Mapping Mangrove Distributions in China Using Sentinel-2 Data and Interpretable Machine Learning
摘要
Climate change and anthropogenic activities are driving substantial shifts in mangrove community structure and accelerating species turnover. However, persistent cloud cover, frequent rainfall, and strong tidal dynamics in coastal regions hinder access to high-quality satellite imagery, thereby limiting species-level identification in mangrove ecosystems. To overcome these constraints, this study integrates niche theory with remote sensing by incorporating environmental variables that constrain species growth into species-level spatial distribution analysis. In addition, interpretable machine learning is employed to quantify the relative contributions of environmental and remote sensing data.
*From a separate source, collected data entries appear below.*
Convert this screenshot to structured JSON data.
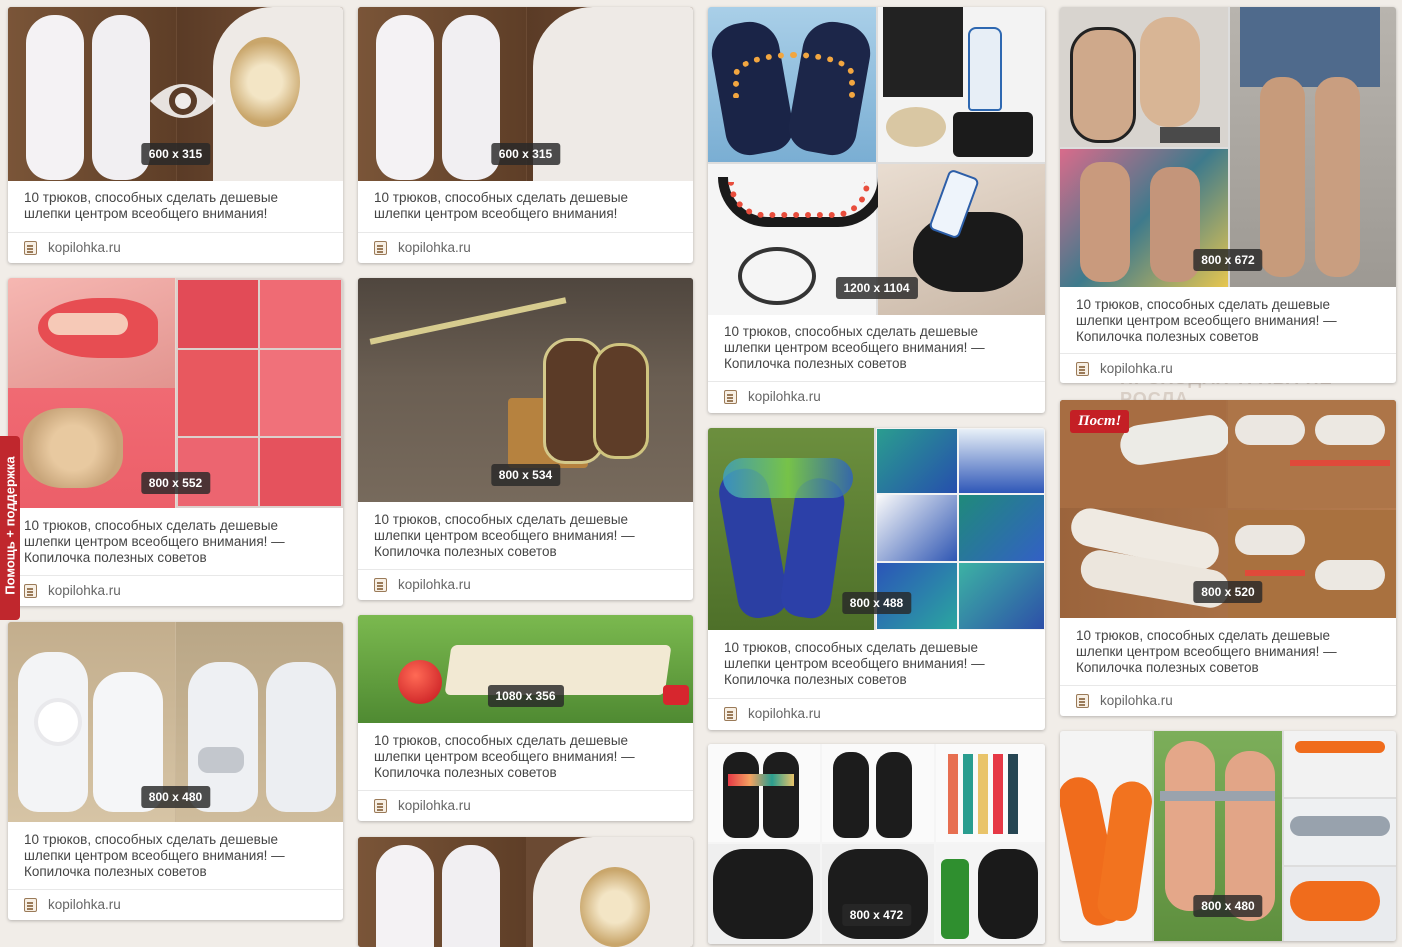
{
  "background_text": {
    "line1": "ПРОХОДАХ ТРАВА НЕ РОСЛА"
  },
  "help_tab": {
    "label": "Помощь + поддержка"
  },
  "cards": [
    {
      "dims": "600 x 315",
      "caption_line1": "10 трюков, способных сделать дешевые",
      "caption_line2": "шлепки центром всеобщего внимания!",
      "source": "kopilohka.ru"
    },
    {
      "dims": "600 x 315",
      "caption_line1": "10 трюков, способных сделать дешевые",
      "caption_line2": "шлепки центром всеобщего внимания!",
      "source": "kopilohka.ru"
    },
    {
      "dims": "1200 x 1104",
      "caption_line1": "10 трюков, способных сделать дешевые",
      "caption_line2": "шлепки центром всеобщего внимания! —",
      "caption_line3": "Копилочка полезных советов",
      "source": "kopilohka.ru"
    },
    {
      "dims": "800 x 672",
      "caption_line1": "10 трюков, способных сделать дешевые",
      "caption_line2": "шлепки центром всеобщего внимания! —",
      "caption_line3": "Копилочка полезных советов",
      "source": "kopilohka.ru"
    },
    {
      "dims": "800 x 552",
      "caption_line1": "10 трюков, способных сделать дешевые",
      "caption_line2": "шлепки центром всеобщего внимания! —",
      "caption_line3": "Копилочка полезных советов",
      "source": "kopilohka.ru"
    },
    {
      "dims": "800 x 534",
      "caption_line1": "10 трюков, способных сделать дешевые",
      "caption_line2": "шлепки центром всеобщего внимания! —",
      "caption_line3": "Копилочка полезных советов",
      "source": "kopilohka.ru"
    },
    {
      "dims": "800 x 488",
      "caption_line1": "10 трюков, способных сделать дешевые",
      "caption_line2": "шлепки центром всеобщего внимания! —",
      "caption_line3": "Копилочка полезных советов",
      "source": "kopilohka.ru"
    },
    {
      "dims": "800 x 520",
      "badge": "Пост!",
      "caption_line1": "10 трюков, способных сделать дешевые",
      "caption_line2": "шлепки центром всеобщего внимания! —",
      "caption_line3": "Копилочка полезных советов",
      "source": "kopilohka.ru"
    },
    {
      "dims": "800 x 480",
      "caption_line1": "10 трюков, способных сделать дешевые",
      "caption_line2": "шлепки центром всеобщего внимания! —",
      "caption_line3": "Копилочка полезных советов",
      "source": "kopilohka.ru"
    },
    {
      "dims": "1080 x 356",
      "caption_line1": "10 трюков, способных сделать дешевые",
      "caption_line2": "шлепки центром всеобщего внимания! —",
      "caption_line3": "Копилочка полезных советов",
      "source": "kopilohka.ru"
    },
    {
      "dims": "800 x 472"
    },
    {
      "dims": "800 x 480"
    },
    {
      "dims": ""
    }
  ]
}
Specifically, the Jeffries-Matusita distance was employed to quantify species separability across monthly composite datasets, and the month exhibiting optimal separability was selected as the remote sensing baseline for subsequent classification. Compared with the remote sensing baseline, the proposed framework improved overall accuracy by 16.7% points and increased AUC ROC from 0.803 to 0.900 for 18 classes derived from 26 taxa. Mapping results showed dominance by Avicennia marina (31.6%), Aegiceras corniculatum (17.0%), and Kandelia obovata (16.8%). Introduced species Sonneratia apetala and Laguncularia racemosa together accounted for 14%. Gini importance analysis indicated that coarse-resolution environmental variables define the overall habitat framework and niche constraints. Shapley Additive Explanations demonstrated that high-resolution spectral features, including B5, NDVI based on Band 8A, and EVIasm, are critical for resolving fine-scale species-level variability and spatial boundaries. This study highlights the value of combining niche-based environmental constraints with multi-scale remote sensing information to improve the accuracy and interpretability of species-level mangrove mapping under complex coastal conditions.